There were no A- or B1*-rated trials. One trial (A283, Sinha) was rated uncertain risk of bias (‘B2’-rated). Ten trials were assessed as high risk of bias (‘C’-rated); one of those (A296, Peckham) was judged high risk of bias for domain IIIA only. Seven ‘C’-rated trials were deficient in three or more domains
of assessment (‘C3.0’-rated or worse). A summary risk-of-bias bar graph is shown in
[Supplementary File 5] (available in online version only).
Pragmatic/Explanatory Attitude
Independent assessment identified a total of 26 domains (one to six domains per trial)
for which the two scores were ≥ 2 apart. In all cases, consensus discussion narrowed
the score discrepancy per domain to no more than 1, which was our target. There was
no trial for which the consequent two total scores lay on either side of a threshold
for overall characterisation of pragmatic/explanatory attitude: a final designation
per trial was thus readily apparent ([Table 3]). Five of the 11 trials were more pragmatic than explanatory, two were more explanatory
than pragmatic and four were equally pragmatic and explanatory. All four of the trials
with study design Ib were more (or much more) pragmatic than explanatory in attitude.

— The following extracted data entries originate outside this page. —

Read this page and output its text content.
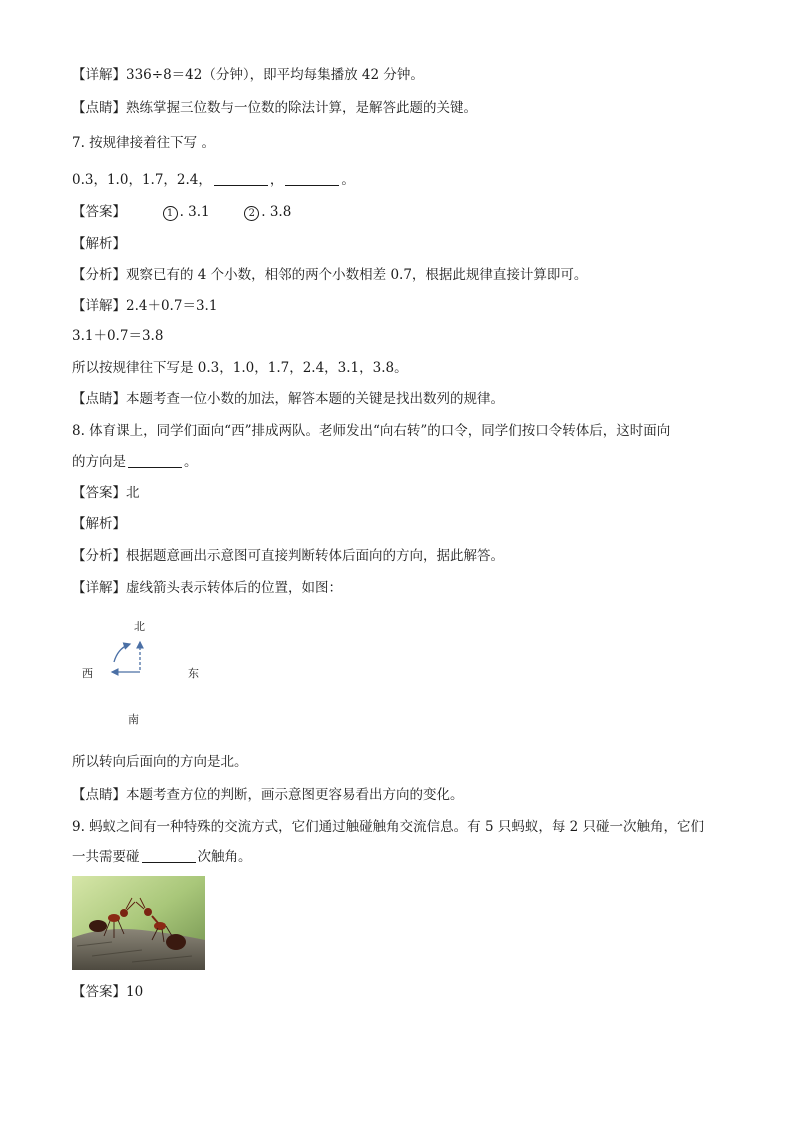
【详解】336÷8＝42（分钟），即平均每集播放 42 分钟。
【点睛】熟练掌握三位数与一位数的除法计算，是解答此题的关键。
7. 按规律接着往下写 。
0.3，1.0，1.7，2.4，	，	。
【答案】	1 . 3.1	2 . 3.8
【解析】
【分析】观察已有的 4 个小数，相邻的两个小数相差 0.7，根据此规律直接计算即可。
【详解】2.4＋0.7＝3.1
3.1＋0.7＝3.8
所以按规律往下写是 0.3，1.0，1.7，2.4，3.1，3.8。
【点睛】本题考查一位小数的加法，解答本题的关键是找出数列的规律。
8. 体育课上，同学们面向“西”排成两队。老师发出“向右转”的口令，同学们按口令转体后，这时面向
的方向是	。
【答案】北
【解析】
【分析】根据题意画出示意图可直接判断转体后面向的方向，据此解答。
【详解】虚线箭头表示转体后的位置，如图：
北
西	东
南
所以转向后面向的方向是北。
【点睛】本题考查方位的判断，画示意图更容易看出方向的变化。
9. 蚂蚁之间有一种特殊的交流方式，它们通过触碰触角交流信息。有 5 只蚂蚁，每 2 只碰一次触角，它们
一共需要碰	次触角。
【答案】10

Across all trials, each of 19 domains was given a score of 3 due to the absence of
sufficient information in the original article: this lack of information pertained
especially to domain 8 (participant compliance) and domain 9 (protocol adherence).
Meta-Analysis
The selected main outcome was not estimable for three studies (see [Supplementary File 4]), for which group SDs for the designated end-point could not be derived. For the
remaining eight studies, five were in study-design category Ia (Other-intervention
control) and three were in category Ib (‘[A + B] versus B’); there were no trials
in category II (No-treatment control). One category Ia study (A138, Adler) was a non-inferiority
trial and was examined separately.
Overall Relative Effect Sizes
For the superiority trials, it transpired that the distribution of dichotomous and
continuous main outcome measures was the same as that of trials with study design
Ia and Ib; the non-inferiority trial's main outcome measure was a continuous variable.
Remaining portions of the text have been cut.